En aquel tiempo, muchos de los discípulos que lo oyeron comentaban: Este discurso es bien duro: ¿quién podrá escucharlo? 61Jesús, conociendo por dentro que los discípulos murmuraban, les dijo: ¿Esto los escandaliza? 62¿Qué será cuando vean al Hijo del Hombre subir a donde estaba antes? 63El Espíritu es el que da vida, la carne no vale nada. Las palabras que les he dicho son espíritu y vida. 64Pero hay algunos de ustedes que no creen. Desde el comienzo sabía Jesús quiénes no creían y quién lo iba a traicionar. 65Y añadió: Por eso les he dicho que nadie puede venir a mí si el Padre no se lo concede. 66Desde entonces muchos de sus discípulos lo abandonaron y ya no andaban con él. 67Así que Jesús dijo a los Doce: ¿También ustedes quieren abandonarme? 68Simón Pedro le contestó: Señor, ¿a quién iremos? Tú tienes palabras de vida eterna. 69Nosotros hemos creído y reconocemos que tú eres el Consagrado de Dios.

Comentario

Llegamos al final del capítulo 6 y el desenlace para la comunidad no puede ser más drástico: opta por Jesús o prescinde de Él; o vive en el Espíritu o no.
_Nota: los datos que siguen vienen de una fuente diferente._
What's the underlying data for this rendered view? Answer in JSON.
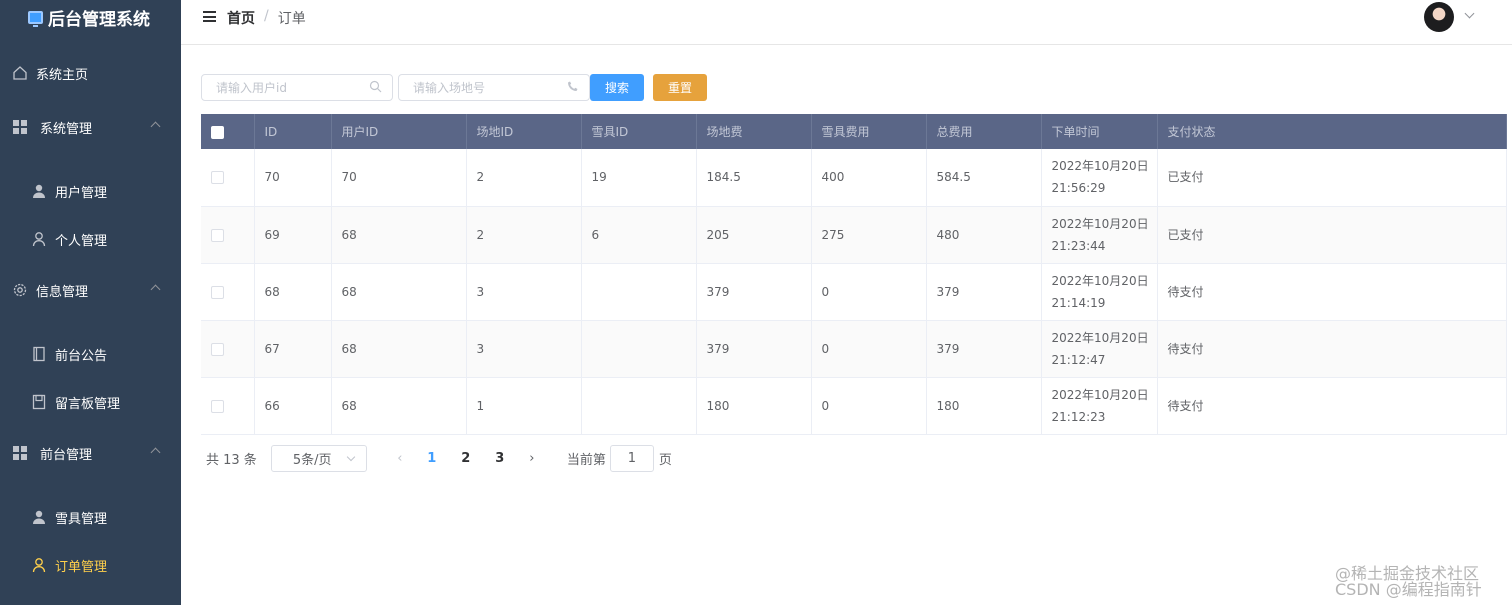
{
  "sidebar": {
    "title": "后台管理系统",
    "items": [
      {
        "label": "系统主页",
        "icon": "home-icon"
      },
      {
        "label": "系统管理",
        "icon": "grid-icon"
      },
      {
        "label": "用户管理",
        "icon": "user-icon"
      },
      {
        "label": "个人管理",
        "icon": "user-outline-icon"
      },
      {
        "label": "信息管理",
        "icon": "gear-icon"
      },
      {
        "label": "前台公告",
        "icon": "notebook-icon"
      },
      {
        "label": "留言板管理",
        "icon": "board-icon"
      },
      {
        "label": "前台管理",
        "icon": "grid-icon"
      },
      {
        "label": "雪具管理",
        "icon": "user-icon"
      },
      {
        "label": "订单管理",
        "icon": "user-outline-icon"
      }
    ],
    "active_color": "#ffd04b"
  },
  "header": {
    "breadcrumb_home": "首页",
    "breadcrumb_sep": "/",
    "breadcrumb_current": "订单"
  },
  "search": {
    "user_placeholder": "请输入用户id",
    "venue_placeholder": "请输入场地号",
    "search_label": "搜索",
    "reset_label": "重置"
  },
  "table": {
    "columns": [
      "ID",
      "用户ID",
      "场地ID",
      "雪具ID",
      "场地费",
      "雪具费用",
      "总费用",
      "下单时间",
      "支付状态"
    ],
    "rows": [
      {
        "id": "70",
        "user_id": "70",
        "venue_id": "2",
        "gear_id": "19",
        "venue_fee": "184.5",
        "gear_fee": "400",
        "total": "584.5",
        "date": "2022年10月20日",
        "time": "21:56:29",
        "status": "已支付"
      },
      {
        "id": "69",
        "user_id": "68",
        "venue_id": "2",
        "gear_id": "6",
        "venue_fee": "205",
        "gear_fee": "275",
        "total": "480",
        "date": "2022年10月20日",
        "time": "21:23:44",
        "status": "已支付"
      },
      {
        "id": "68",
        "user_id": "68",
        "venue_id": "3",
        "gear_id": "",
        "venue_fee": "379",
        "gear_fee": "0",
        "total": "379",
        "date": "2022年10月20日",
        "time": "21:14:19",
        "status": "待支付"
      },
      {
        "id": "67",
        "user_id": "68",
        "venue_id": "3",
        "gear_id": "",
        "venue_fee": "379",
        "gear_fee": "0",
        "total": "379",
        "date": "2022年10月20日",
        "time": "21:12:47",
        "status": "待支付"
      },
      {
        "id": "66",
        "user_id": "68",
        "venue_id": "1",
        "gear_id": "",
        "venue_fee": "180",
        "gear_fee": "0",
        "total": "180",
        "date": "2022年10月20日",
        "time": "21:12:23",
        "status": "待支付"
      }
    ]
  },
  "pagination": {
    "total": "共 13 条",
    "page_size": "5条/页",
    "pages": [
      "1",
      "2",
      "3"
    ],
    "current_page": "1",
    "goto_prefix": "当前第",
    "goto_value": "1",
    "goto_suffix": "页"
  },
  "watermark": {
    "line1": "@稀土掘金技术社区",
    "line2": "CSDN @编程指南针"
  }
}
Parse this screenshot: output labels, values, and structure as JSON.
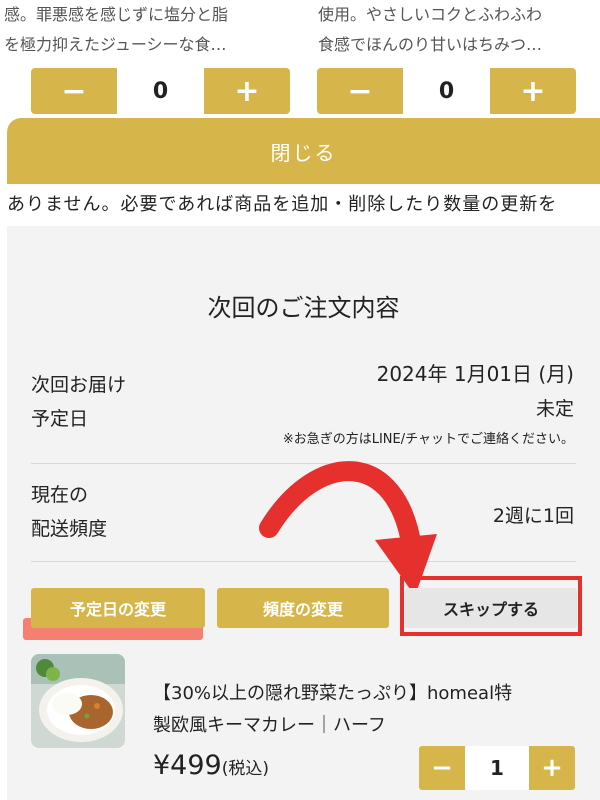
{
  "products_top": [
    {
      "desc_line1": "感。罪悪感を感じずに塩分と脂",
      "desc_line2": "を極力抑えたジューシーな食…",
      "minus": "−",
      "qty": "0",
      "plus": "+"
    },
    {
      "desc_line1": "使用。やさしいコクとふわふわ",
      "desc_line2": "食感でほんのり甘いはちみつ…",
      "minus": "−",
      "qty": "0",
      "plus": "+"
    }
  ],
  "modal": {
    "close_label": "閉じる",
    "notice_text": "ありません。必要であれば商品を追加・削除したり数量の更新を"
  },
  "order": {
    "title": "次回のご注文内容",
    "delivery_label_line1": "次回お届け",
    "delivery_label_line2": "予定日",
    "delivery_date": "2024年 1月01日 (月)",
    "delivery_status": "未定",
    "contact_note": "※お急ぎの方はLINE/チャットでご連絡ください。",
    "frequency_label_line1": "現在の",
    "frequency_label_line2": "配送頻度",
    "frequency_value": "2週に1回"
  },
  "actions": {
    "change_date": "予定日の変更",
    "change_frequency": "頻度の変更",
    "skip": "スキップする"
  },
  "item": {
    "name_line1": "【30%以上の隠れ野菜たっぷり】homeal特",
    "name_line2": "製欧風キーマカレー｜ハーフ",
    "price": "¥499",
    "tax_note": "(税込)",
    "minus": "−",
    "qty": "1",
    "plus": "+"
  },
  "colors": {
    "accent": "#d6b54a",
    "highlight_red": "#e5302e",
    "marker": "#f46b5a"
  }
}
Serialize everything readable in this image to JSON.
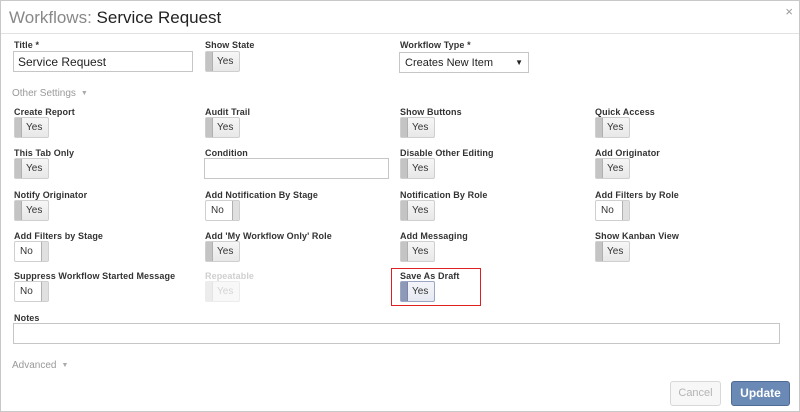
{
  "header": {
    "prefix": "Workflows:",
    "title": "Service Request",
    "close": "×"
  },
  "title_field": {
    "label": "Title *",
    "value": "Service Request"
  },
  "show_state": {
    "label": "Show State",
    "value": "Yes"
  },
  "workflow_type": {
    "label": "Workflow Type *",
    "value": "Creates New Item",
    "arrow": "▼"
  },
  "other_settings": {
    "label": "Other Settings",
    "caret": "▼"
  },
  "settings": {
    "create_report": {
      "label": "Create Report",
      "value": "Yes"
    },
    "audit_trail": {
      "label": "Audit Trail",
      "value": "Yes"
    },
    "show_buttons": {
      "label": "Show Buttons",
      "value": "Yes"
    },
    "quick_access": {
      "label": "Quick Access",
      "value": "Yes"
    },
    "this_tab_only": {
      "label": "This Tab Only",
      "value": "Yes"
    },
    "condition": {
      "label": "Condition",
      "value": ""
    },
    "disable_other_editing": {
      "label": "Disable Other Editing",
      "value": "Yes"
    },
    "add_originator": {
      "label": "Add Originator",
      "value": "Yes"
    },
    "notify_originator": {
      "label": "Notify Originator",
      "value": "Yes"
    },
    "add_notification_by_stage": {
      "label": "Add Notification By Stage",
      "value": "No"
    },
    "notification_by_role": {
      "label": "Notification By Role",
      "value": "Yes"
    },
    "add_filters_by_role": {
      "label": "Add Filters by Role",
      "value": "No"
    },
    "add_filters_by_stage": {
      "label": "Add Filters by Stage",
      "value": "No"
    },
    "add_my_workflow_only_role": {
      "label": "Add 'My Workflow Only' Role",
      "value": "Yes"
    },
    "add_messaging": {
      "label": "Add Messaging",
      "value": "Yes"
    },
    "show_kanban_view": {
      "label": "Show Kanban View",
      "value": "Yes"
    },
    "suppress_workflow_started_message": {
      "label": "Suppress Workflow Started Message",
      "value": "No"
    },
    "repeatable": {
      "label": "Repeatable",
      "value": "Yes"
    },
    "save_as_draft": {
      "label": "Save As Draft",
      "value": "Yes"
    }
  },
  "notes": {
    "label": "Notes",
    "value": ""
  },
  "advanced": {
    "label": "Advanced",
    "caret": "▼"
  },
  "footer": {
    "cancel": "Cancel",
    "update": "Update"
  }
}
El discurso del pan de Vida suscitó una profunda crisis en la manera en cómo ser discípulo y comunidad eclesial, porque probablemente les parecía excesiva la adhesión que Jesús reclama de ellos. No es de extrañarnos el hecho de que “muchos discípulos suyos se echaron atrás”. Por primera vez en la totalidad del Evangelio, el Maestro experimenta que sus palabras no tienen la fuerza y la atracción deseada. Sin embargo, Él es más radical con los suyos: ¿También ustedes quieren abandonarme? Con lo cual, la densidad de su llamado a seguirlo pasa por la libertad de decidir. No se impone, sino que es don de Dios; y las condiciones de pertenencia a la comunidad suponen la dedicación en pos de la transformación de la vida humana como comensalidad abierta, fraterna y solidaria. ¿Seguimos en el nombre del Evangelio ofreciendo seguridades derivadas del cumplimiento de unas normas y no desde la creatividad del Espíritu?